Tim Cook was the second best paid executive in the world last year
Other executives guiding companies involved in smartphones, tablets, smartwatches and the like include the CEO of Google parent Alphabet, Sundar Pichai. The latter finished eighth after taking home $86.2 million in 2019. His $650,000 annual salary was greatly padded with $82.2 million in stock awards and $3.4 million in perks. We might have to hold a bake sale for Microsoft CEO Satya Nadella. The executive last year received only $77.3 million in total pay which made him the ninth-highest compensated executive in the U.S. last year. His salary of $2.3 million was enhanced by a $10.8 million bonus, $64 million in equity awards, and perks totaling $111,400.
Sarah Anderson, the director of the Global Economy Project at the Institute for Policy Studies, said, "While excessive compensation might be most dangerous at Wall Street firms because of the systemic risk, sky-high pay throughout corporate America encourages many types of socially and environmentally damaging behavior. And in many sectors, like tech, I think it has largely gotten a pass."
Some of the stock awards were granted to these executives years ago and are now vesting. Part of the $122.2 million in stock awards that Apple's Cook received last year was related to a huge grant of one million shares that he received in 2011. That was part of a package offered to the CEO shortly after he replaced Steve Jobs for the second and final time at Apple. The first time, in 2009, Jobs was taking a leave of action. He returned a few months later only to step down for good in August 2011. The company's board of directors needed to show stability in the wake of Jobs' resignation so they awarded Cook the stock which was valued at $383 million at the time. Less than two months later, one of Apple's founders was dead.

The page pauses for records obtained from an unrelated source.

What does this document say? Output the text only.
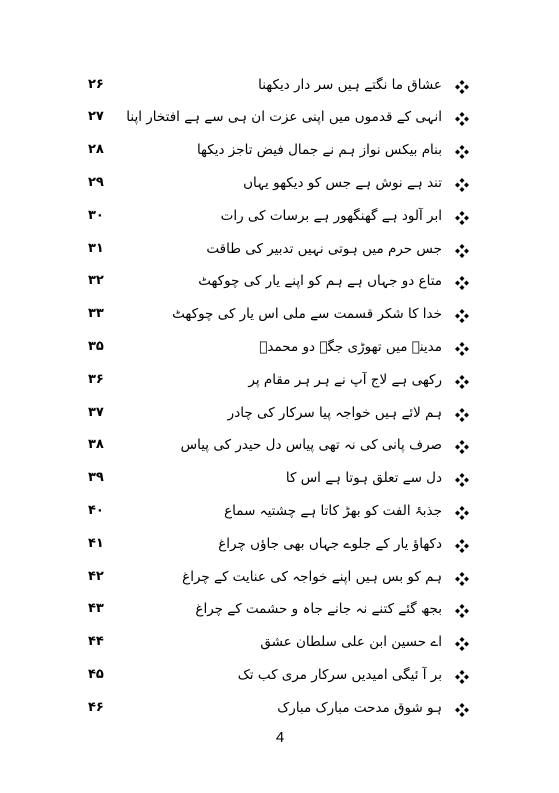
عشاق ما نگتے ہیں سر دار دیکھنا
۲۶
انہی کے قدموں میں اپنی عزت ان ہی سے ہے افتخار اپنا
۲۷
بنام بیکس نواز ہم نے جمال فیض تاجز دیکھا
۲۸
تند ہے نوش ہے جس کو دیکھو یہاں
۲۹
ابر آلود ہے گھنگھور ہے برسات کی رات
۳۰
جس حرم میں ہوتی نہیں تدبیر کی طاقت
۳۱
متاع دو جہاں ہے ہم کو اپنے یار کی چوکھٹ
۳۲
خدا کا شکر قسمت سے ملی اس یار کی چوکھٹ
۳۳
مدینہ میں تھوڑی جگہ دو محمدؐ
۳۵
رکھی ہے لاج آپ نے ہر ہر مقام پر
۳۶
ہم لائے ہیں خواجہ پیا سرکار کی چادر
۳۷
صرف پانی کی نہ تھی پیاس دل حیدر کی پیاس
۳۸
دل سے تعلق ہوتا ہے اس کا
۳۹
جذبۂ الفت کو بھڑ کاتا ہے چشتیہ سماع
۴۰
دکھاؤ یار کے جلوے جہاں بھی جاؤں چراغ
۴۱
ہم کو بس ہیں اپنے خواجہ کی عنایت کے چراغ
۴۲
بجھ گئے کتنے نہ جانے جاہ و حشمت کے چراغ
۴۳
اے حسین ابن علی سلطان عشق
۴۴
بر آ ئیگی امیدیں سرکار مری کب تک
۴۵
ہو شوق مدحت مبارک مبارک
۴۶
4
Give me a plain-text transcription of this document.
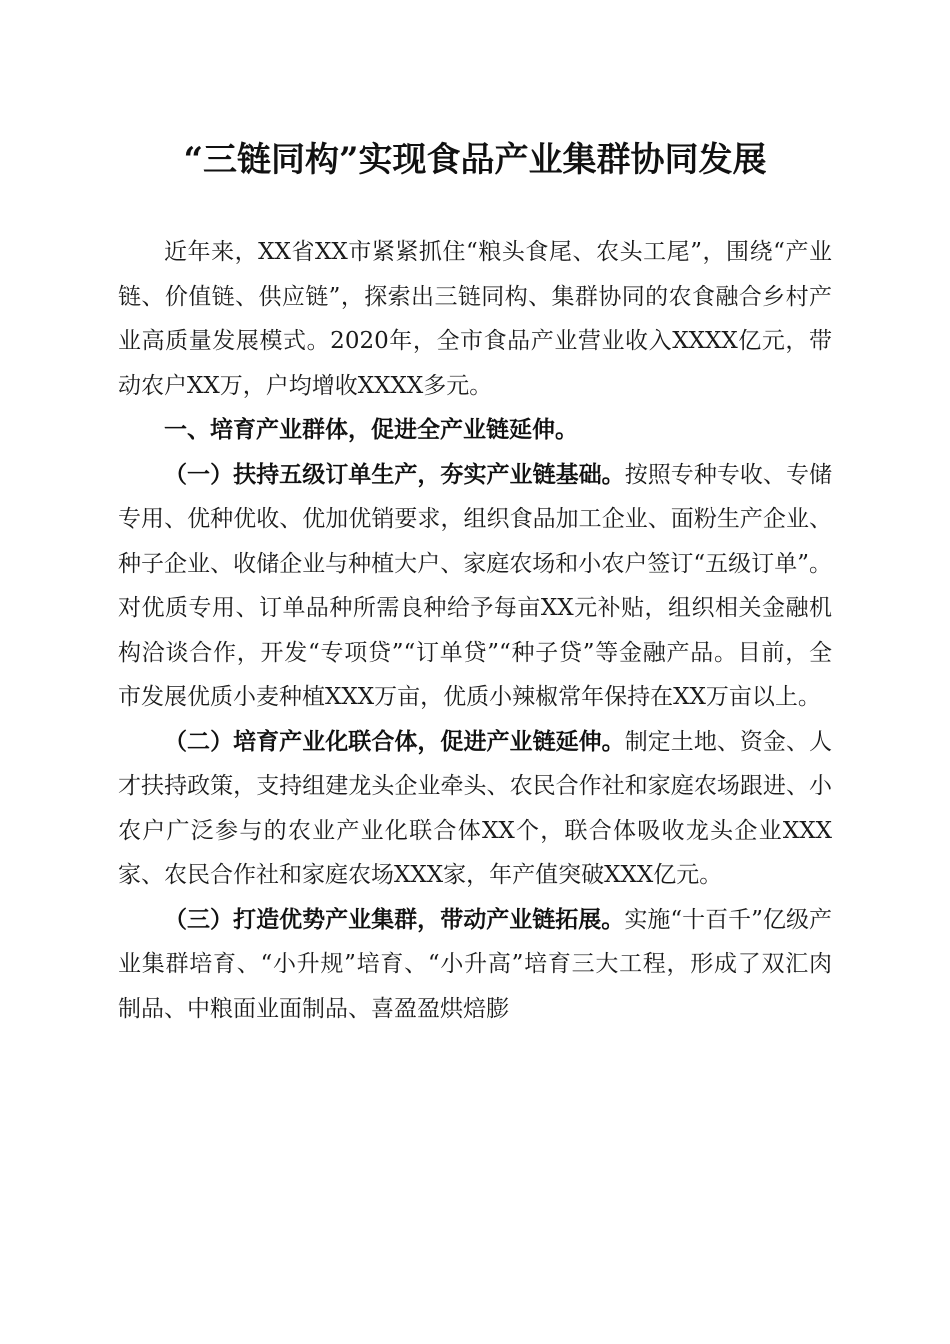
“三链同构”实现食品产业集群协同发展

近年来，XX省XX市紧紧抓住“粮头食尾、农头工尾”，围绕“产业链、价值链、供应链”，探索出三链同构、集群协同的农食融合乡村产业高质量发展模式。2020年，全市食品产业营业收入XXXX亿元，带动农户XX万，户均增收XXXX多元。

一、培育产业群体，促进全产业链延伸。

（一）扶持五级订单生产，夯实产业链基础。按照专种专收、专储专用、优种优收、优加优销要求，组织食品加工企业、面粉生产企业、种子企业、收储企业与种植大户、家庭农场和小农户签订“五级订单”。对优质专用、订单品种所需良种给予每亩XX元补贴，组织相关金融机构洽谈合作，开发“专项贷”“订单贷”“种子贷”等金融产品。目前，全市发展优质小麦种植XXX万亩，优质小辣椒常年保持在XX万亩以上。

（二）培育产业化联合体，促进产业链延伸。制定土地、资金、人才扶持政策，支持组建龙头企业牵头、农民合作社和家庭农场跟进、小农户广泛参与的农业产业化联合体XX个，联合体吸收龙头企业XXX家、农民合作社和家庭农场XXX家，年产值突破XXX亿元。

（三）打造优势产业集群，带动产业链拓展。实施“十百千”亿级产业集群培育、“小升规”培育、“小升高”培育三大工程，形成了双汇肉制品、中粮面业面制品、喜盈盈烘焙膨
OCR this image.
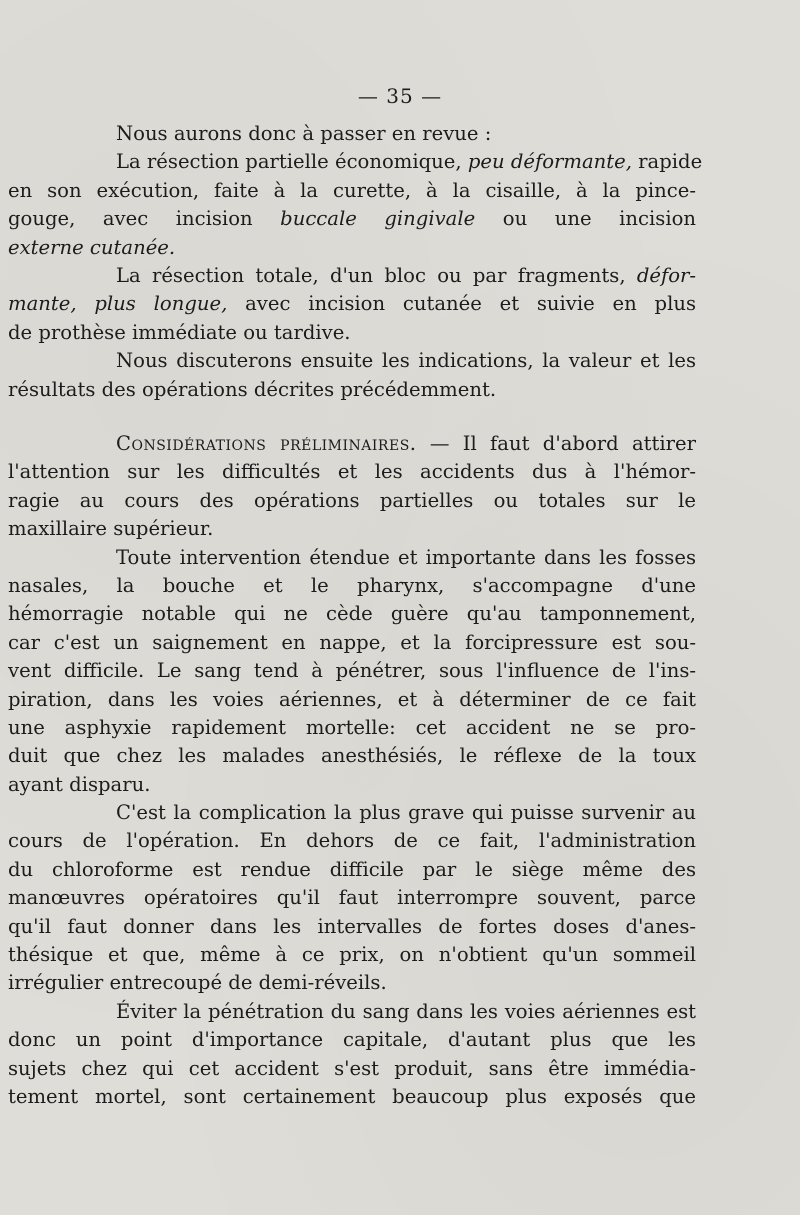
— 35 —
Nous aurons donc à passer en revue :
La résection partielle économique, peu déformante, rapide
en son exécution, faite à la curette, à la cisaille, à la pince-
gouge, avec incision buccale gingivale ou une incision
externe cutanée.
La résection totale, d'un bloc ou par fragments, défor-
mante, plus longue, avec incision cutanée et suivie en plus
de prothèse immédiate ou tardive.
Nous discuterons ensuite les indications, la valeur et les
résultats des opérations décrites précédemment.
Considérations préliminaires. — Il faut d'abord attirer
l'attention sur les difficultés et les accidents dus à l'hémor-
ragie au cours des opérations partielles ou totales sur le
maxillaire supérieur.
Toute intervention étendue et importante dans les fosses
nasales, la bouche et le pharynx, s'accompagne d'une
hémorragie notable qui ne cède guère qu'au tamponnement,
car c'est un saignement en nappe, et la forcipressure est sou-
vent difficile. Le sang tend à pénétrer, sous l'influence de l'ins-
piration, dans les voies aériennes, et à déterminer de ce fait
une asphyxie rapidement mortelle: cet accident ne se pro-
duit que chez les malades anesthésiés, le réflexe de la toux
ayant disparu.
C'est la complication la plus grave qui puisse survenir au
cours de l'opération. En dehors de ce fait, l'administration
du chloroforme est rendue difficile par le siège même des
manœuvres opératoires qu'il faut interrompre souvent, parce
qu'il faut donner dans les intervalles de fortes doses d'anes-
thésique et que, même à ce prix, on n'obtient qu'un sommeil
irrégulier entrecoupé de demi-réveils.
Éviter la pénétration du sang dans les voies aériennes est
donc un point d'importance capitale, d'autant plus que les
sujets chez qui cet accident s'est produit, sans être immédia-
tement mortel, sont certainement beaucoup plus exposés que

Other Apple executives taking home big bucks last year include Senior Vice President and Chief Financial Officer Luca Maestri ($25.2 million including stock award), Senior Vice President, General Counsel and Secretary Kate Adams ($25.2 million including stock award), Senior Vice President-Retail Deirdre O'Brien ($19.2 million including stock award), Chief Operating Officer Jeff Williams ($25.2 million including stock award) and former Senior Vice President-Retail Angela Ahrendts ($22.3 million including stock award). The latter left Apple earlier in the year.
Four of the highest-paid CEOs last year were in the tech industry; the one that we didn't previously mention was Intel CEO Robert Swan whose total compensation of $99 million placed him seventh on the list.
Apple's board feels that it can justify these huge checks because much of the pay is based on how well the stock has done. And with Apple's shares closing the week at an all-time high, its executives are being rewarded for making investors wealthier.
Cook's contract with Apple expires after 2021. As CEO, Cook oversaw changes to the iPhone including larger screen sizes, the use of OLED panels, the redesign bringing Face ID and the notch to the device, and more. He also was running the company when hugely popular products like the Apple Watch and AirPods were launched. There is no reason not to expect Cook to remain at Apple for another ten years. He will be running the show as the company introduces its next big thing, Apple Glass. We could see the AR wearable unwrapped in 2022 or 2023.
During normal times, we'd expect a new contract for Cook to include more incentives including larger stock awards. But in this day and age when executive pay is scrutinized more than ever, it will be interesting to see what kind of deal Apple and its CEO agree to.